Force could be treated as a vector even if mass behaved different in different directions. In this case, mass would not be a simple scalar, but it would be what is called a second rank tensor. Treating vectors as column $3 \times 1$ matrices, force and acceleration would be
$
\mathcal{F}=\left(
\begin{matrix}
F_x\\
F_y\\
F_z\\
\end{matrix}
\right)
\quad
\text{and}
\quad
\mathcal{A}=\left(
\begin{matrix}
a_x\\
a_y\\
a_z\\
\end{matrix}
\right);
$
the second rank tensor representing mass would be simply a $3 \times 3$ matrix:
$
\mathcal{M}=
\left(
\begin{matrix}
m_{xx} & m_{xy} & m_{xz}\\
m_{yx} & m_{yy} & m_{yz}\\
m_{zx} & m_{zy} & m_{zz}\\
\end{matrix}
\right);
$
and Newton's second law would read deceptively like its well known form, $\mathcal{F}=\mathcal{M}\mathcal{A}$, but definitely not with the same content:
$
\left(
\begin{matrix}
F_x\\
F_y\\
F_z\\
\end{matrix}
\right)
=
\left(
\begin{matrix}
m_{xx} & m_{xy} & m_{xz}\\
m_{yx} & m_{yy} & m_{yz}\\
m_{zx} & m_{zy} & m_{zz}\\
\end{matrix}
\right)
\left(
\begin{matrix}
a_x\\
a_y\\
a_z\\
\end{matrix}
\right)
\quad
\text{or}
\quad
\begin{matrix}
F_x = m_{xx}a_x+m_{xy}a_y+m_{xz}a_z,\\
F_y = m_{yx}a_x+m_{yy}a_y+m_{yz}a_z,\\
F_z = m_{zx}a_x+m_{zy}a_y+m_{zz}a_z.
\end{matrix}
$
According to this general formulation, the resistance a body has against a change on its state of motion is direction-dependent. In particular, if a force acts in one direction only, the body may accelerate in different directions as well depending on which elements of the mass matrix are nonvanishing.

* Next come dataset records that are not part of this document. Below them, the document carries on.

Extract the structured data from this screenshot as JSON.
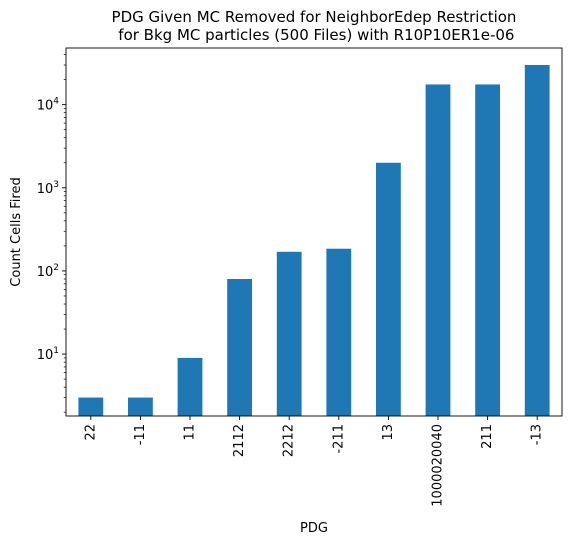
{
  "chart_data": {
    "type": "bar",
    "title": "PDG Given MC Removed for NeighborEdep Restriction\n for Bkg MC particles (500 Files) with R10P10ER1e-06",
    "xlabel": "PDG",
    "ylabel": "Count Cells Fired",
    "yscale": "log",
    "ylim": [
      1.8,
      48000
    ],
    "grid": false,
    "legend": "none",
    "categories": [
      "22",
      "-11",
      "11",
      "2112",
      "2212",
      "-211",
      "13",
      "1000020040",
      "211",
      "-13"
    ],
    "values": [
      3,
      3,
      9,
      80,
      170,
      185,
      2000,
      17500,
      17500,
      30000
    ],
    "y_major_ticks": [
      {
        "value": 10,
        "base": "10",
        "exp": "1"
      },
      {
        "value": 100,
        "base": "10",
        "exp": "2"
      },
      {
        "value": 1000,
        "base": "10",
        "exp": "3"
      },
      {
        "value": 10000,
        "base": "10",
        "exp": "4"
      }
    ],
    "bar_color": "#1f77b4"
  }
}
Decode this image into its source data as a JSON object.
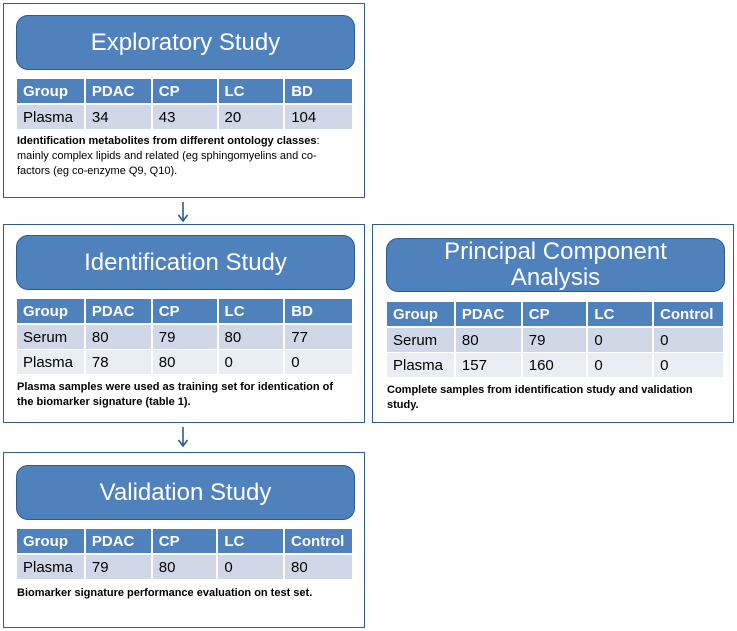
{
  "exploratory": {
    "title": "Exploratory Study",
    "headers": [
      "Group",
      "PDAC",
      "CP",
      "LC",
      "BD"
    ],
    "rows": [
      [
        "Plasma",
        "34",
        "43",
        "20",
        "104"
      ]
    ],
    "note_bold": "Identification metabolites from different ontology classes",
    "note_text": ": mainly complex lipids and related (eg sphingomyelins and co-factors (eg  co-enzyme Q9, Q10)."
  },
  "identification": {
    "title": "Identification Study",
    "headers": [
      "Group",
      "PDAC",
      "CP",
      "LC",
      "BD"
    ],
    "rows": [
      [
        "Serum",
        "80",
        "79",
        "80",
        "77"
      ],
      [
        "Plasma",
        "78",
        "80",
        "0",
        "0"
      ]
    ],
    "note": "Plasma samples were used as training set for identication of the biomarker signature (table 1)."
  },
  "validation": {
    "title": "Validation Study",
    "headers": [
      "Group",
      "PDAC",
      "CP",
      "LC",
      "Control"
    ],
    "rows": [
      [
        "Plasma",
        "79",
        "80",
        "0",
        "80"
      ]
    ],
    "note": "Biomarker signature performance evaluation on test set."
  },
  "pca": {
    "title_line1": "Principal Component",
    "title_line2": "Analysis",
    "headers": [
      "Group",
      "PDAC",
      "CP",
      "LC",
      "Control"
    ],
    "rows": [
      [
        "Serum",
        "80",
        "79",
        "0",
        "0"
      ],
      [
        "Plasma",
        "157",
        "160",
        "0",
        "0"
      ]
    ],
    "note": "Complete samples from identification study and validation study."
  },
  "colors": {
    "banner": "#4f81bd",
    "border": "#2f5c8a",
    "row_dark": "#d0d8e8",
    "row_light": "#e9edf4"
  }
}
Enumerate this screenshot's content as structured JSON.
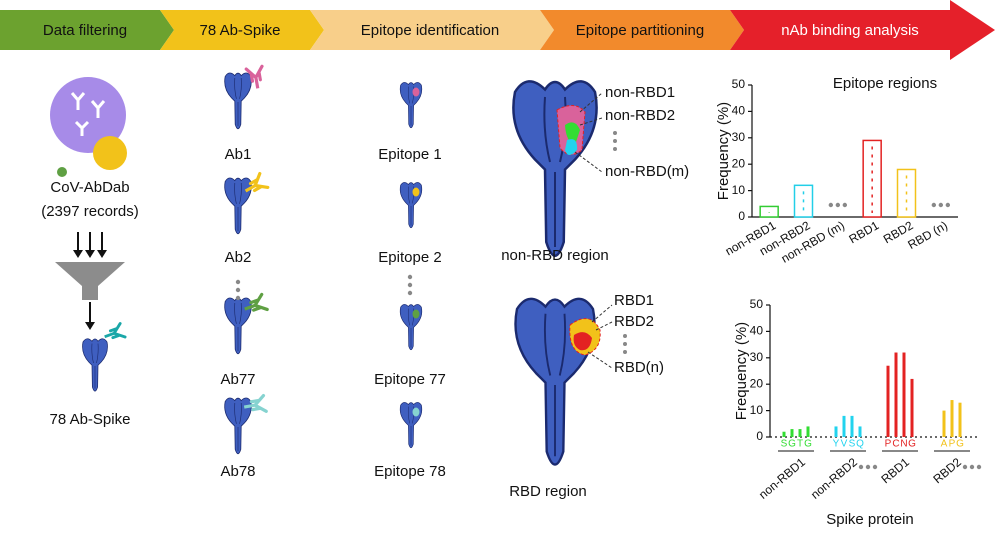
{
  "header": {
    "steps": [
      {
        "label": "Data filtering",
        "color": "#6ca22f"
      },
      {
        "label": "78 Ab-Spike",
        "color": "#f2c21a"
      },
      {
        "label": "Epitope identification",
        "color": "#f8cf8a"
      },
      {
        "label": "Epitope partitioning",
        "color": "#f28a2c"
      },
      {
        "label": "nAb binding analysis",
        "color": "#e5202a"
      }
    ]
  },
  "source": {
    "name": "CoV-AbDab",
    "records": "(2397 records)",
    "output": "78 Ab-Spike"
  },
  "antibodies": [
    {
      "label": "Ab1",
      "color": "#d9629b"
    },
    {
      "label": "Ab2",
      "color": "#f2c21a"
    },
    {
      "label": "Ab77",
      "color": "#5fa043"
    },
    {
      "label": "Ab78",
      "color": "#86d3d0"
    }
  ],
  "epitopes": [
    "Epitope 1",
    "Epitope 2",
    "Epitope 77",
    "Epitope 78"
  ],
  "partitions": {
    "non_rbd": {
      "labels": [
        "non-RBD1",
        "non-RBD2",
        "non-RBD(m)"
      ],
      "title": "non-RBD region"
    },
    "rbd": {
      "labels": [
        "RBD1",
        "RBD2",
        "RBD(n)"
      ],
      "title": "RBD region"
    }
  },
  "chart_data": [
    {
      "type": "bar",
      "title": "Epitope regions",
      "ylabel": "Frequency (%)",
      "categories": [
        "non-RBD1",
        "non-RBD2",
        "non-RBD (m)",
        "RBD1",
        "RBD2",
        "RBD (n)"
      ],
      "values": [
        4,
        12,
        null,
        29,
        18,
        null
      ],
      "colors": [
        "#33cc33",
        "#22cfe8",
        null,
        "#e32222",
        "#f2c21a",
        null
      ],
      "ylim": [
        0,
        50
      ],
      "yticks": [
        0,
        10,
        20,
        30,
        40,
        50
      ]
    },
    {
      "type": "grouped_bar",
      "ylabel": "Frequency (%)",
      "xlabel": "Spike protein",
      "groups": [
        {
          "name": "non-RBD1",
          "color": "#33dd33",
          "residues": [
            "S",
            "G",
            "T",
            "G"
          ],
          "values": [
            2,
            3,
            3,
            4
          ]
        },
        {
          "name": "non-RBD2",
          "color": "#22d3ee",
          "residues": [
            "Y",
            "V",
            "S",
            "Q"
          ],
          "values": [
            4,
            8,
            8,
            4
          ]
        },
        {
          "name": "RBD1",
          "color": "#e32222",
          "residues": [
            "P",
            "C",
            "N",
            "G"
          ],
          "values": [
            27,
            32,
            32,
            22
          ]
        },
        {
          "name": "RBD2",
          "color": "#f2c21a",
          "residues": [
            "A",
            "P",
            "G"
          ],
          "values": [
            10,
            14,
            13
          ]
        }
      ],
      "ylim": [
        0,
        50
      ],
      "yticks": [
        0,
        10,
        20,
        30,
        40,
        50
      ]
    }
  ]
}
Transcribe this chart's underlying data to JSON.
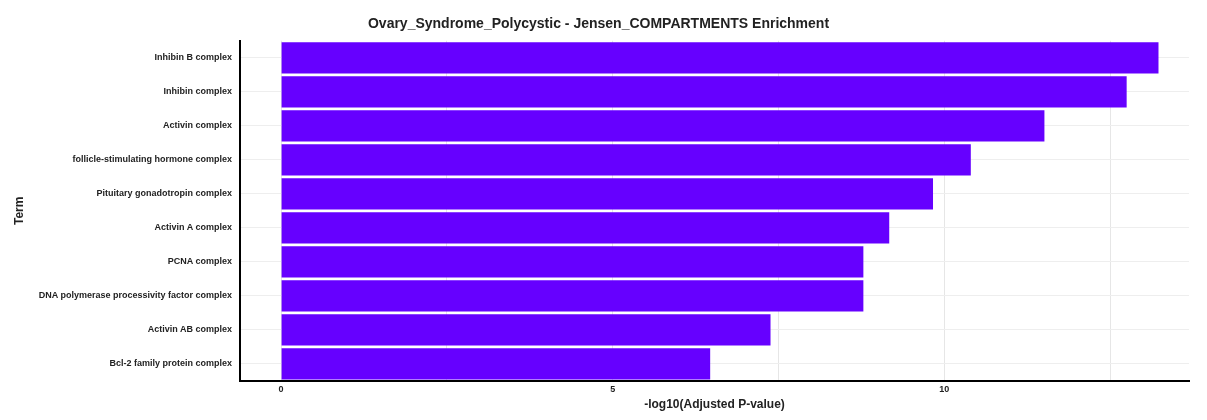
{
  "chart_data": {
    "type": "bar",
    "orientation": "horizontal",
    "title": "Ovary_Syndrome_Polycystic - Jensen_COMPARTMENTS Enrichment",
    "xlabel": "-log10(Adjusted P-value)",
    "ylabel": "Term",
    "categories": [
      "Inhibin B complex",
      "Inhibin complex",
      "Activin complex",
      "follicle-stimulating hormone complex",
      "Pituitary gonadotropin complex",
      "Activin A complex",
      "PCNA complex",
      "DNA polymerase processivity factor complex",
      "Activin AB complex",
      "Bcl-2 family protein complex"
    ],
    "values": [
      13.23,
      12.75,
      11.51,
      10.4,
      9.83,
      9.17,
      8.78,
      8.78,
      7.38,
      6.47
    ],
    "color": "#6600ff",
    "xlim": [
      -0.62,
      13.69
    ],
    "xticks": [
      0,
      {
        "value": 2.5,
        "label": null
      },
      5,
      {
        "value": 7.5,
        "label": null
      },
      10,
      {
        "value": 12.5,
        "label": null
      }
    ],
    "grid": true,
    "legend": false
  }
}
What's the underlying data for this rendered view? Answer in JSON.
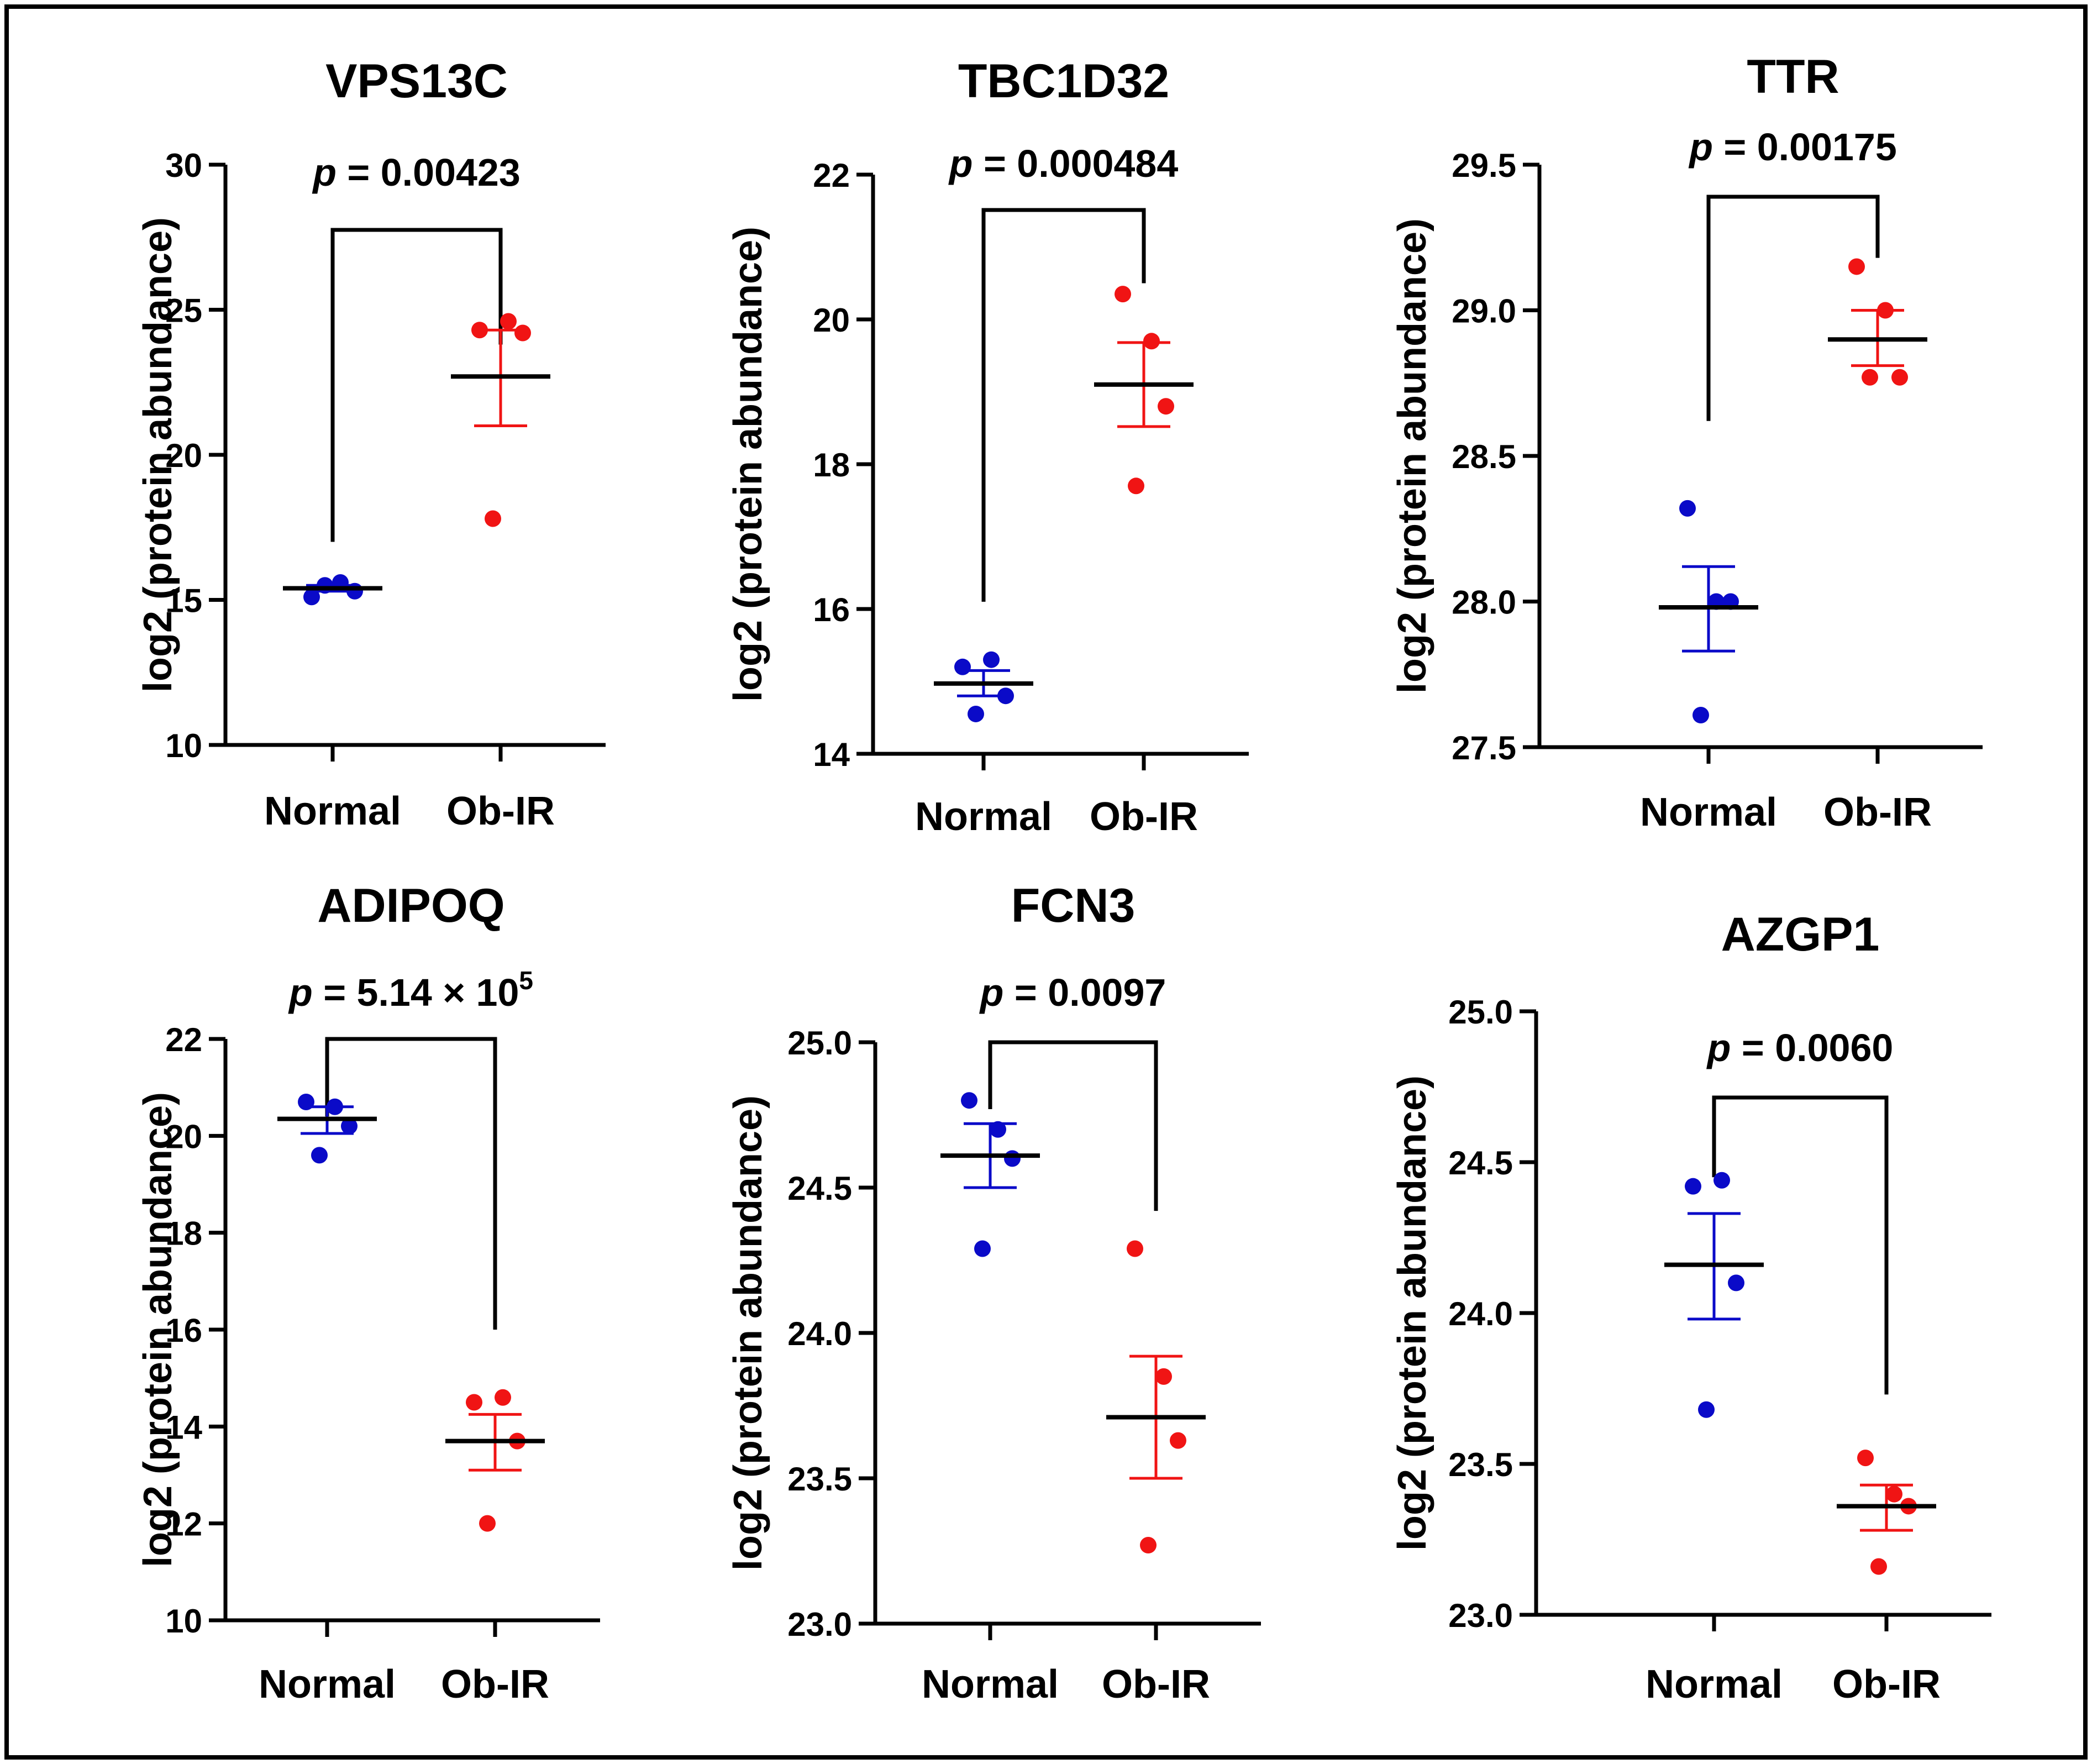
{
  "colors": {
    "normal": "#0A0AC8",
    "obir": "#F01414",
    "mean": "#000000",
    "frame": "#000000"
  },
  "y_label": "log2 (protein abundance)",
  "chart_data": [
    {
      "type": "scatter",
      "title": "VPS13C",
      "p_prefix": "p",
      "p_text": "= 0.00423",
      "ylabel": "log2 (protein abundance)",
      "ylim": [
        10,
        30
      ],
      "yticks": [
        10,
        15,
        20,
        25,
        30
      ],
      "tick_decimals": 0,
      "categories": [
        "Normal",
        "Ob-IR"
      ],
      "bracket_ends": [
        17,
        23.8
      ],
      "series": [
        {
          "name": "Normal",
          "values": [
            15.1,
            15.6,
            15.3,
            15.5
          ],
          "mean": 15.4,
          "sem_low": 15.3,
          "sem_high": 15.5
        },
        {
          "name": "Ob-IR",
          "values": [
            24.3,
            24.6,
            24.2,
            17.8
          ],
          "mean": 22.7,
          "sem_low": 21.0,
          "sem_high": 24.3
        }
      ]
    },
    {
      "type": "scatter",
      "title": "TBC1D32",
      "p_prefix": "p",
      "p_text": "= 0.000484",
      "ylabel": "log2 (protein abundance)",
      "ylim": [
        14,
        22
      ],
      "yticks": [
        14,
        16,
        18,
        20,
        22
      ],
      "tick_decimals": 0,
      "categories": [
        "Normal",
        "Ob-IR"
      ],
      "bracket_ends": [
        16.1,
        20.5
      ],
      "series": [
        {
          "name": "Normal",
          "values": [
            15.2,
            15.3,
            14.8,
            14.55
          ],
          "mean": 14.97,
          "sem_low": 14.8,
          "sem_high": 15.15
        },
        {
          "name": "Ob-IR",
          "values": [
            20.35,
            19.7,
            18.8,
            17.7
          ],
          "mean": 19.1,
          "sem_low": 18.52,
          "sem_high": 19.68
        }
      ]
    },
    {
      "type": "scatter",
      "title": "TTR",
      "p_prefix": "p",
      "p_text": "= 0.00175",
      "ylabel": "log2 (protein abundance)",
      "ylim": [
        27.5,
        29.5
      ],
      "yticks": [
        27.5,
        28.0,
        28.5,
        29.0,
        29.5
      ],
      "tick_decimals": 1,
      "categories": [
        "Normal",
        "Ob-IR"
      ],
      "bracket_ends": [
        28.62,
        29.18
      ],
      "series": [
        {
          "name": "Normal",
          "values": [
            28.32,
            28.0,
            28.0,
            27.61
          ],
          "mean": 27.98,
          "sem_low": 27.83,
          "sem_high": 28.12
        },
        {
          "name": "Ob-IR",
          "values": [
            29.15,
            29.0,
            28.77,
            28.77
          ],
          "mean": 28.9,
          "sem_low": 28.81,
          "sem_high": 29.0
        }
      ]
    },
    {
      "type": "scatter",
      "title": "ADIPOQ",
      "p_prefix": "p",
      "p_text": "= 5.14 × 10",
      "p_exponent": "5",
      "ylabel": "log2 (protein abundance)",
      "ylim": [
        10,
        22
      ],
      "yticks": [
        10,
        12,
        14,
        16,
        18,
        20,
        22
      ],
      "tick_decimals": 0,
      "categories": [
        "Normal",
        "Ob-IR"
      ],
      "bracket_ends": [
        20.4,
        16.0
      ],
      "series": [
        {
          "name": "Normal",
          "values": [
            20.7,
            20.6,
            20.2,
            19.6
          ],
          "mean": 20.35,
          "sem_low": 20.05,
          "sem_high": 20.6
        },
        {
          "name": "Ob-IR",
          "values": [
            14.5,
            14.6,
            13.7,
            12.0
          ],
          "mean": 13.7,
          "sem_low": 13.1,
          "sem_high": 14.25
        }
      ]
    },
    {
      "type": "scatter",
      "title": "FCN3",
      "p_prefix": "p",
      "p_text": "= 0.0097",
      "ylabel": "log2 (protein abundance)",
      "ylim": [
        23.0,
        25.0
      ],
      "yticks": [
        23.0,
        23.5,
        24.0,
        24.5,
        25.0
      ],
      "tick_decimals": 1,
      "categories": [
        "Normal",
        "Ob-IR"
      ],
      "bracket_ends": [
        24.77,
        24.42
      ],
      "series": [
        {
          "name": "Normal",
          "values": [
            24.8,
            24.7,
            24.6,
            24.29
          ],
          "mean": 24.61,
          "sem_low": 24.5,
          "sem_high": 24.72
        },
        {
          "name": "Ob-IR",
          "values": [
            24.29,
            23.85,
            23.63,
            23.27
          ],
          "mean": 23.71,
          "sem_low": 23.5,
          "sem_high": 23.92
        }
      ]
    },
    {
      "type": "scatter",
      "title": "AZGP1",
      "p_prefix": "p",
      "p_text": "= 0.0060",
      "ylabel": "log2 (protein abundance)",
      "ylim": [
        23.0,
        25.0
      ],
      "yticks": [
        23.0,
        23.5,
        24.0,
        24.5,
        25.0
      ],
      "tick_decimals": 1,
      "categories": [
        "Normal",
        "Ob-IR"
      ],
      "bracket_ends": [
        24.45,
        23.73
      ],
      "series": [
        {
          "name": "Normal",
          "values": [
            24.42,
            24.44,
            24.1,
            23.68
          ],
          "mean": 24.16,
          "sem_low": 23.98,
          "sem_high": 24.33
        },
        {
          "name": "Ob-IR",
          "values": [
            23.52,
            23.4,
            23.36,
            23.16
          ],
          "mean": 23.36,
          "sem_low": 23.28,
          "sem_high": 23.43
        }
      ]
    }
  ]
}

In some sense, the above relations are similar to the rotational dynamics of a rigid body, where torque relates to angular acceleration by means of a "rotational inertia" matrix. The consequences in such case are less abstract. If a body is set to spin along some direction, its spinning direction usually deviates from the original direction in "unexpected" ways depending on the rotational inertia matrix of the body, initial conditions and applied torque. For instance, a spinning top will precess due to the action of gravity, but this effect is much more impressive as seen here at 35:20; it will precess even if gravitational torque is absent if it is set to spin along a direction other than its symmetry axis, like here at 0:54; for a very dramatic situation of instabilities on the free rotation, see here (starting at 0:28).
Nevertheless, the two cases may be very different in general. The most general rotational inertia matrix has the very important feature of being symmetric (it is the same as its transpose) what guarantees it can be diagonalized so that torque and angular acceleration can be made parallel in some well chosen coordinate system. On the other hand, the most general mass matrix may not have such property (not that I can tell at least). Because of that, it is possible, for some values of the elements of the mass matrix, that a force along a single direction acting on a body's center of mass produces an acceleration in some perpendicular direction only.
In the context of classical mechanics, as far as I can see, experiments dealing only with translations (forces applied at the center of mass of the body) may not be sufficient to determine all nine elements of its mass matrix, requiring experiments dealing with rotations of the body as well.
In the context of quantum mechanics, as far as now (see this Wikipedia page), experiments indicate the mass matrix for a single body is diagonal with all mass elements equal, so mass can be taken as a scalar quantity.